PrintBike – the mobile print workshop powered by its Brompton fold-up bicycle (and sponsored by Brompton!) has been working both on the estates in Waltham Forest and across London since Autumn 2010.  Currently it resides at Arlington, the large homeless hostel in Camden where the drawing shed is in residency with its Irregular Bulletin project.

In 2012, PrintBike worked hard at a local primary school in E17 as part of a series of Saturday printmaking workshops with families, during the Silver Jubilee street part on the estates and as well as took part in the E17 Art Trail in September.  2011, Labern+Lloyd were invited to take PrintBike into a number of diverse settings, from a park in a deprived part of  Waltham Forest to the heart of the City of London to the Peoples Supermarket in Lambs Conduit Street near Holborn (and to Adhocracy at the Rich Mix in Bethnal Green, August 6-7). These three pieces of work were visually linked by the astonishingly direct and equitable medium of mono-printing that engaged a vast array of people and led to the re-tiling of a duck house, the dressing of shop windows and fleeting words on a city square bench.

The PrintBike project’s conceptual intention in E17 has been to get individuals to physically move from one estate to the other so as to set up adult discourses using PrintBike. To this end, Studio Polpo designed a simple mobile printing-making trailer for the drawing shed, built in Waltham Forest and powered by an orange Brompton fold-up bicycle.
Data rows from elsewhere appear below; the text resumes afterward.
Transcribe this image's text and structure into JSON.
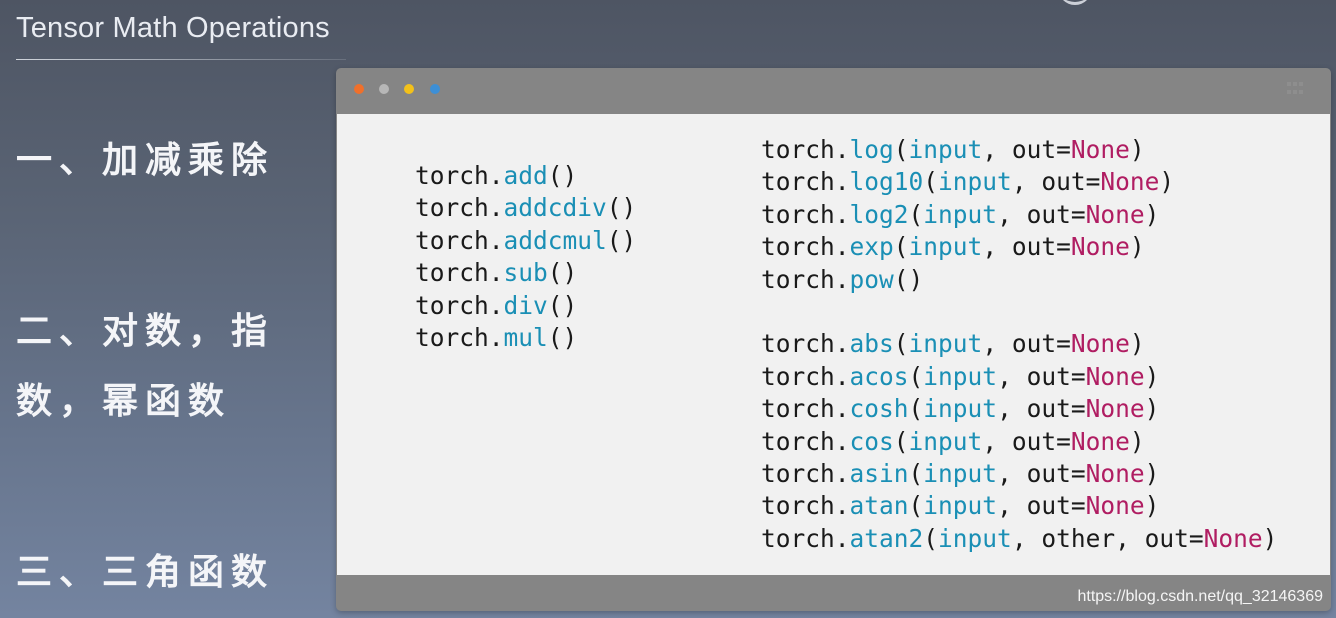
{
  "slide": {
    "title": "Tensor Math Operations"
  },
  "sections": [
    {
      "label": "一、加减乘除"
    },
    {
      "label": "二、对数，指数，幂函数"
    },
    {
      "label": "三、三角函数"
    }
  ],
  "window": {
    "dots": [
      "#f0702b",
      "#b7b7b7",
      "#f3c11a",
      "#3d8fd6"
    ]
  },
  "code": {
    "left_column": [
      [
        {
          "t": "torch.",
          "c": "txt"
        },
        {
          "t": "add",
          "c": "fn"
        },
        {
          "t": "()",
          "c": "txt"
        }
      ],
      [
        {
          "t": "torch.",
          "c": "txt"
        },
        {
          "t": "addcdiv",
          "c": "fn"
        },
        {
          "t": "()",
          "c": "txt"
        }
      ],
      [
        {
          "t": "torch.",
          "c": "txt"
        },
        {
          "t": "addcmul",
          "c": "fn"
        },
        {
          "t": "()",
          "c": "txt"
        }
      ],
      [
        {
          "t": "torch.",
          "c": "txt"
        },
        {
          "t": "sub",
          "c": "fn"
        },
        {
          "t": "()",
          "c": "txt"
        }
      ],
      [
        {
          "t": "torch.",
          "c": "txt"
        },
        {
          "t": "div",
          "c": "fn"
        },
        {
          "t": "()",
          "c": "txt"
        }
      ],
      [
        {
          "t": "torch.",
          "c": "txt"
        },
        {
          "t": "mul",
          "c": "fn"
        },
        {
          "t": "()",
          "c": "txt"
        }
      ]
    ],
    "right_column": [
      [
        {
          "t": "torch.",
          "c": "txt"
        },
        {
          "t": "log",
          "c": "fn"
        },
        {
          "t": "(",
          "c": "txt"
        },
        {
          "t": "input",
          "c": "fn"
        },
        {
          "t": ", out=",
          "c": "txt"
        },
        {
          "t": "None",
          "c": "kw"
        },
        {
          "t": ")",
          "c": "txt"
        }
      ],
      [
        {
          "t": "torch.",
          "c": "txt"
        },
        {
          "t": "log10",
          "c": "fn"
        },
        {
          "t": "(",
          "c": "txt"
        },
        {
          "t": "input",
          "c": "fn"
        },
        {
          "t": ", out=",
          "c": "txt"
        },
        {
          "t": "None",
          "c": "kw"
        },
        {
          "t": ")",
          "c": "txt"
        }
      ],
      [
        {
          "t": "torch.",
          "c": "txt"
        },
        {
          "t": "log2",
          "c": "fn"
        },
        {
          "t": "(",
          "c": "txt"
        },
        {
          "t": "input",
          "c": "fn"
        },
        {
          "t": ", out=",
          "c": "txt"
        },
        {
          "t": "None",
          "c": "kw"
        },
        {
          "t": ")",
          "c": "txt"
        }
      ],
      [
        {
          "t": "torch.",
          "c": "txt"
        },
        {
          "t": "exp",
          "c": "fn"
        },
        {
          "t": "(",
          "c": "txt"
        },
        {
          "t": "input",
          "c": "fn"
        },
        {
          "t": ", out=",
          "c": "txt"
        },
        {
          "t": "None",
          "c": "kw"
        },
        {
          "t": ")",
          "c": "txt"
        }
      ],
      [
        {
          "t": "torch.",
          "c": "txt"
        },
        {
          "t": "pow",
          "c": "fn"
        },
        {
          "t": "()",
          "c": "txt"
        }
      ],
      [],
      [
        {
          "t": "torch.",
          "c": "txt"
        },
        {
          "t": "abs",
          "c": "fn"
        },
        {
          "t": "(",
          "c": "txt"
        },
        {
          "t": "input",
          "c": "fn"
        },
        {
          "t": ", out=",
          "c": "txt"
        },
        {
          "t": "None",
          "c": "kw"
        },
        {
          "t": ")",
          "c": "txt"
        }
      ],
      [
        {
          "t": "torch.",
          "c": "txt"
        },
        {
          "t": "acos",
          "c": "fn"
        },
        {
          "t": "(",
          "c": "txt"
        },
        {
          "t": "input",
          "c": "fn"
        },
        {
          "t": ", out=",
          "c": "txt"
        },
        {
          "t": "None",
          "c": "kw"
        },
        {
          "t": ")",
          "c": "txt"
        }
      ],
      [
        {
          "t": "torch.",
          "c": "txt"
        },
        {
          "t": "cosh",
          "c": "fn"
        },
        {
          "t": "(",
          "c": "txt"
        },
        {
          "t": "input",
          "c": "fn"
        },
        {
          "t": ", out=",
          "c": "txt"
        },
        {
          "t": "None",
          "c": "kw"
        },
        {
          "t": ")",
          "c": "txt"
        }
      ],
      [
        {
          "t": "torch.",
          "c": "txt"
        },
        {
          "t": "cos",
          "c": "fn"
        },
        {
          "t": "(",
          "c": "txt"
        },
        {
          "t": "input",
          "c": "fn"
        },
        {
          "t": ", out=",
          "c": "txt"
        },
        {
          "t": "None",
          "c": "kw"
        },
        {
          "t": ")",
          "c": "txt"
        }
      ],
      [
        {
          "t": "torch.",
          "c": "txt"
        },
        {
          "t": "asin",
          "c": "fn"
        },
        {
          "t": "(",
          "c": "txt"
        },
        {
          "t": "input",
          "c": "fn"
        },
        {
          "t": ", out=",
          "c": "txt"
        },
        {
          "t": "None",
          "c": "kw"
        },
        {
          "t": ")",
          "c": "txt"
        }
      ],
      [
        {
          "t": "torch.",
          "c": "txt"
        },
        {
          "t": "atan",
          "c": "fn"
        },
        {
          "t": "(",
          "c": "txt"
        },
        {
          "t": "input",
          "c": "fn"
        },
        {
          "t": ", out=",
          "c": "txt"
        },
        {
          "t": "None",
          "c": "kw"
        },
        {
          "t": ")",
          "c": "txt"
        }
      ],
      [
        {
          "t": "torch.",
          "c": "txt"
        },
        {
          "t": "atan2",
          "c": "fn"
        },
        {
          "t": "(",
          "c": "txt"
        },
        {
          "t": "input",
          "c": "fn"
        },
        {
          "t": ", other, out=",
          "c": "txt"
        },
        {
          "t": "None",
          "c": "kw"
        },
        {
          "t": ")",
          "c": "txt"
        }
      ]
    ]
  },
  "watermark": "https://blog.csdn.net/qq_32146369"
}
‘We have used screen/mono-printing as the main tools with which to trigger ongoing visual ‘conversations’ in contrast to the omni-present negative signage that loudly punctuates the estate. In agreement with the estate manger’s CEO – indeed, with whom we have discussed the project intentions in some detail – and with residents, we have slowly ‘taken over’ the over-blown signage to create different levels of discussion through which to explore and not exclude uncomfortable, potentially ‘critical’ voices within this temporary exchange. We anticipated that these voices might at times be discordant, and inevitably diverse, ranging from the descriptive to the poetic to the banal to the political, therefore moving back and forth between the external and the internal’.

‘We have involved a volunteer resident in two lots of training and we are building in more of this so that the residents themselves can start to co-lead creative workshops with participants linked to the signage project. Thus our developing competence as printmakers is beginning to be transmitted down to residents, a number of whom are now developing skills and realisable means of expressing their ideas, concerns and creativity’.

‘We are using print to encourage debate amongst residents across both estates, as well as for residents to explore experiences and language, and contribute to developing a sense of place and ownership in what has historically been a somewhat fragmented community with a documented low level of ‘well being’.